Bon, les canadiens étaient appelés les Red Patch Devils . Ils ont dit, tout le monde leur tirait dessus, et vous voyez un gars surgir et un autre gars surgir ailleurs et un autre gars encore qui surgit parce qu’on ne faisait pas d’attaque massive. On ne pouvait pas faire d’attaque massive parce qu’on avait pas tant d’hommes que ça. N’oubliez pas, le Canada c’était seulement 11 millions de personnes en 1939. Et on a combattu, bon, en Italie, on était tous en sous effectif, tous les régiments étaient en sous effectif. Et vous étiez blessé, si ce n’était pas trop grave, comme disons juste un petit bout d’éclat d’obus, ils vous retiraient ça et vous renvoyaient dans votre unité immédiatement. Ils ne vous évacuaient pas jusqu’à ce que vous soyez guéri ou quoi que ce soit, ils vous mettaient un bandage et ils vous renvoyaient dans votre unité.

Il y a tellement de choses que les canadiens faisaient. Comme à Ortona, ils combattaient les meilleurs de l’armée allemande, les parachutistes allemands, et c’était juste toujours de nouveaux combats. Et chaque fois que la division canadienne, une division contre les allemands, ils envoyaient trois divisions contre nous. Et on arrivait quand-même toujours à prendre nos objectifs. Il y avait quelque chose avec les canadiens, et aujourd’hui encore il y a quelque chose avec les canadiens. Ils vont de l’avant toujours. Je me souviens d’une fois où on était contre les SS et on n’arrivait pas à les obliger à se rendre alors il nous a fallu les enterrer avec un char. On a appelé un char pour les enterrer dans leur tranchée de tir. C’est les choses comme ça dont vous ne pouvez pas parler trop souvent.

Pour en revenir à la Hollande maintenant, quand j’ai été blessé. On était à trente kilomètres derrière les lignes allemandes, à prendre des prisonniers. Ils étaient en train de poser des mines et on a pris les prisonniers et puis on s’est fait mitraillé avec un bazooka. C’est un thunderfist que les allemands ont. Et ils ont tiré avec et ils ont tué mon chauffeur et ils m’ont blessé.
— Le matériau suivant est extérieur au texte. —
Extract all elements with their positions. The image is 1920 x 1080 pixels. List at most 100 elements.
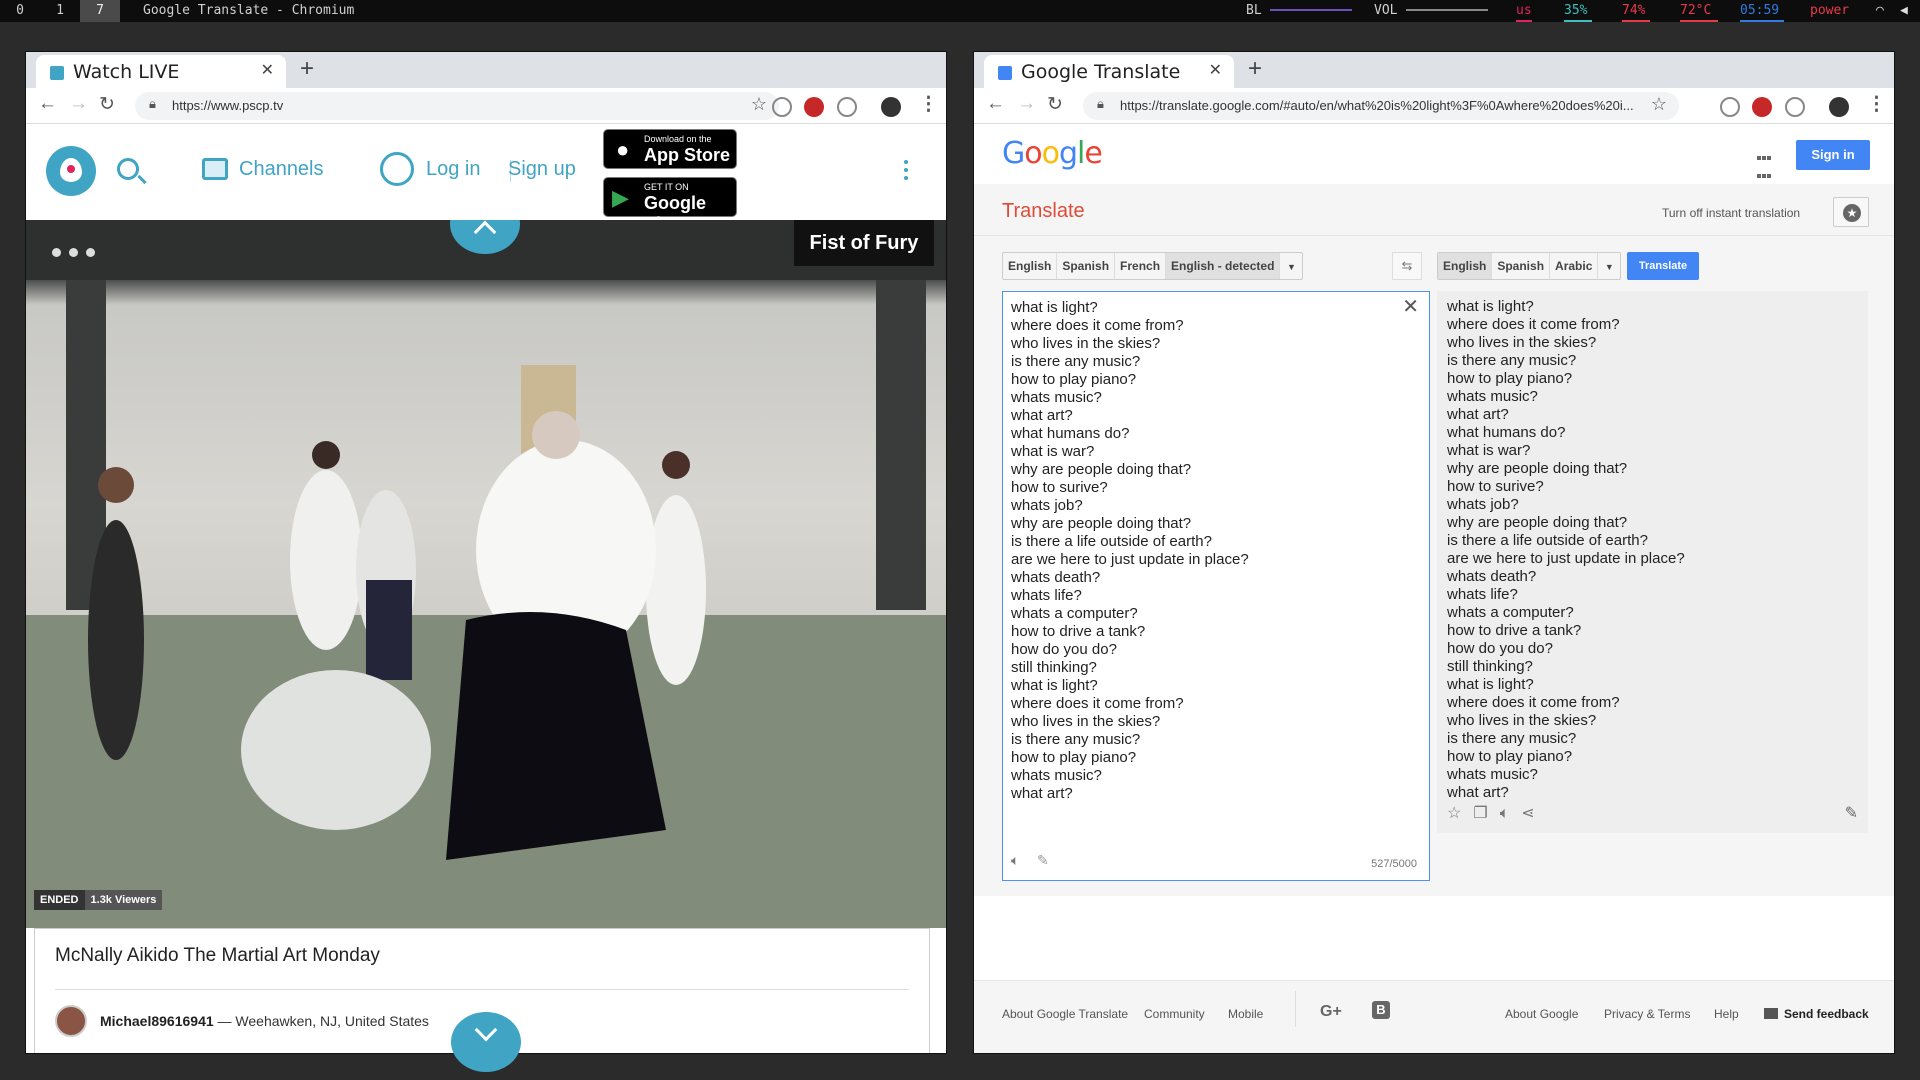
tab-strip: Watch LIVE ✕ +	[26, 52, 946, 88]
profile-icon[interactable]	[881, 97, 901, 117]
address-bar[interactable]: 🔒︎ https://www.pscp.tv ☆	[135, 92, 779, 120]
forward-icon[interactable]: →	[69, 93, 88, 115]
apps-grid-icon[interactable]	[1757, 148, 1773, 196]
adblock-icon[interactable]	[804, 97, 824, 117]
tab-google-translate[interactable]: Google Translate ✕	[984, 55, 1234, 88]
speaker-icon[interactable]: ◀	[1900, 0, 1908, 22]
close-tab-icon[interactable]: ✕	[261, 60, 274, 80]
close-tab-icon[interactable]: ✕	[1209, 60, 1222, 80]
google-play-badge[interactable]: ▶ GET IT ON Google Play	[603, 177, 737, 234]
tab-title: Watch LIVE	[73, 61, 180, 83]
listen-translation-icon[interactable]: 🔈︎	[1500, 805, 1510, 822]
video-options-dots-icon[interactable]	[52, 244, 103, 262]
backlight-bar	[1270, 9, 1352, 11]
extension-off-icon-2[interactable]	[1785, 97, 1805, 117]
send-feedback-link[interactable]: Send feedback	[1764, 1007, 1869, 1021]
power-label[interactable]: power	[1810, 0, 1849, 22]
source-text-input[interactable]: what is light? where does it come from? …	[1002, 291, 1430, 881]
listen-source-icon[interactable]: 🔈︎	[1011, 852, 1019, 869]
source-lang-detected[interactable]: English - detected	[1166, 253, 1281, 279]
google-logo[interactable]: Google	[1002, 136, 1103, 171]
channels-tv-icon[interactable]	[202, 158, 228, 180]
blogger-icon[interactable]: B	[1372, 1001, 1390, 1019]
broadcaster-avatar[interactable]	[55, 1005, 87, 1037]
back-icon[interactable]: ←	[38, 93, 57, 115]
clear-text-icon[interactable]: ✕	[1402, 294, 1419, 319]
more-menu-icon[interactable]	[904, 160, 908, 184]
source-lang-dropdown-icon[interactable]: ▼	[1280, 254, 1302, 280]
reload-icon[interactable]: ↻	[99, 93, 115, 116]
user-avatar-icon[interactable]	[380, 152, 414, 186]
swap-languages-icon[interactable]: ⇆	[1392, 252, 1422, 280]
channels-link[interactable]: Channels	[239, 158, 324, 181]
copy-icon[interactable]: ❐	[1473, 805, 1487, 822]
apple-logo-icon: ●	[616, 137, 630, 162]
adblock-icon[interactable]	[1752, 97, 1772, 117]
handwriting-icon[interactable]: ✎	[1037, 852, 1049, 869]
extension-off-icon[interactable]	[1720, 97, 1740, 117]
app-store-badge[interactable]: ● Download on the App Store	[603, 129, 737, 169]
signup-link[interactable]: Sign up	[508, 158, 576, 181]
tab-watch-live[interactable]: Watch LIVE ✕	[36, 55, 286, 88]
language-bar: English Spanish French English - detected ▼ …	[974, 236, 1894, 290]
extension-off-icon-2[interactable]	[837, 97, 857, 117]
periscope-logo-icon[interactable]	[46, 146, 96, 196]
page-content: Channels Log in Sign up ● Download on th…	[26, 124, 946, 1053]
profile-icon[interactable]	[1829, 97, 1849, 117]
video-frame-scene	[26, 220, 946, 928]
memory-usage: 74%	[1622, 0, 1650, 22]
bookmark-star-icon[interactable]: ☆	[1651, 94, 1667, 115]
workspace-0[interactable]: 0	[0, 0, 40, 22]
reload-icon[interactable]: ↻	[1047, 93, 1063, 116]
instant-translation-toggle[interactable]: Turn off instant translation	[1662, 206, 1800, 220]
browser-toolbar: ← → ↻ 🔒︎ https://www.pscp.tv ☆ ⋮	[26, 88, 946, 124]
translated-text: what is light? where does it come from? …	[1447, 298, 1685, 801]
workspace-7[interactable]: 7	[80, 0, 120, 22]
phrasebook-button[interactable]: ★	[1833, 197, 1869, 227]
clock: 05:59	[1740, 0, 1784, 22]
bookmark-star-icon[interactable]: ☆	[751, 94, 767, 115]
url-text[interactable]: https://translate.google.com/#auto/en/wh…	[1120, 98, 1642, 113]
source-lang-french[interactable]: French	[1115, 253, 1167, 279]
target-lang-arabic[interactable]: Arabic	[1550, 253, 1599, 279]
search-icon[interactable]	[117, 158, 139, 180]
sign-in-button[interactable]: Sign in	[1796, 140, 1870, 170]
about-google-link[interactable]: About Google	[1505, 1007, 1578, 1021]
target-lang-spanish[interactable]: Spanish	[1492, 253, 1551, 279]
translate-button[interactable]: Translate	[1627, 252, 1699, 280]
broadcast-status-badge: ENDED 1.3k Viewers	[34, 890, 163, 910]
new-tab-icon[interactable]: +	[300, 55, 314, 83]
google-header: Google Sign in	[974, 124, 1894, 196]
back-icon[interactable]: ←	[986, 93, 1005, 115]
url-text[interactable]: https://www.pscp.tv	[172, 98, 283, 113]
about-translate-link[interactable]: About Google Translate	[1002, 1007, 1128, 1021]
menu-icon[interactable]: ⋮	[1867, 93, 1886, 116]
suggest-edit-icon[interactable]: ✎	[1845, 803, 1858, 823]
wifi-icon[interactable]: ◠	[1876, 0, 1884, 22]
translate-heading: Translate	[1002, 200, 1085, 222]
mobile-link[interactable]: Mobile	[1228, 1007, 1263, 1021]
extension-off-icon[interactable]	[772, 97, 792, 117]
video-player[interactable]: Fist of Fury ENDED 1.3k Viewers	[26, 220, 946, 928]
save-star-icon[interactable]: ☆	[1447, 805, 1461, 822]
workspace-1[interactable]: 1	[40, 0, 80, 22]
community-link[interactable]: Community	[1144, 1007, 1205, 1021]
login-link[interactable]: Log in	[426, 158, 481, 181]
privacy-terms-link[interactable]: Privacy & Terms	[1604, 1007, 1690, 1021]
menu-icon[interactable]: ⋮	[919, 93, 938, 116]
google-plus-icon[interactable]: G+	[1320, 1003, 1342, 1021]
broadcaster-username[interactable]: Michael89616941	[100, 1013, 214, 1029]
source-text[interactable]: what is light? where does it come from? …	[1011, 299, 1249, 803]
help-link[interactable]: Help	[1714, 1007, 1739, 1021]
forward-icon[interactable]: →	[1017, 93, 1036, 115]
share-icon[interactable]: ⋖	[1521, 805, 1534, 822]
target-lang-english[interactable]: English	[1438, 253, 1493, 279]
source-lang-english[interactable]: English	[1003, 253, 1058, 279]
new-tab-icon[interactable]: +	[1248, 55, 1262, 83]
source-lang-spanish[interactable]: Spanish	[1057, 253, 1116, 279]
scroll-down-arrow-icon[interactable]	[451, 1012, 521, 1072]
volume-bar	[1406, 9, 1488, 11]
target-lang-dropdown-icon[interactable]: ▼	[1598, 254, 1620, 280]
character-count: 527/5000	[1371, 858, 1417, 870]
address-bar[interactable]: 🔒︎ https://translate.google.com/#auto/en…	[1083, 92, 1679, 120]
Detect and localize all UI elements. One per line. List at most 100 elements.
Moi, j’ai une image de l’explosion, mais c’est à peu près tout. Et mon chauffeur qui était avec moi, je me souviens de quand il est tombé, de moi non, et ils m’ont mis dans la chenillette. Je suis tombé dans les pommes et je ne me souviens pas d’être évacué, mais je me suis réveillé sur le chemin de l’hôpital. Et c’est tout ce que j’arrive à me rappeler. Quand je suis rentré chez moi, j’étais le canadien le plus fier de tous les temps. Je suis toujours monarchiste. En fait, dans mon salon, j’ai la photo de la reine et du duc accrochée, c’était à l’ouverture du complexe de Scarborough, le Town Centre qu’elle a inauguré elle-même. Et on m’en a fait cadeau, je ne sais pas pourquoi.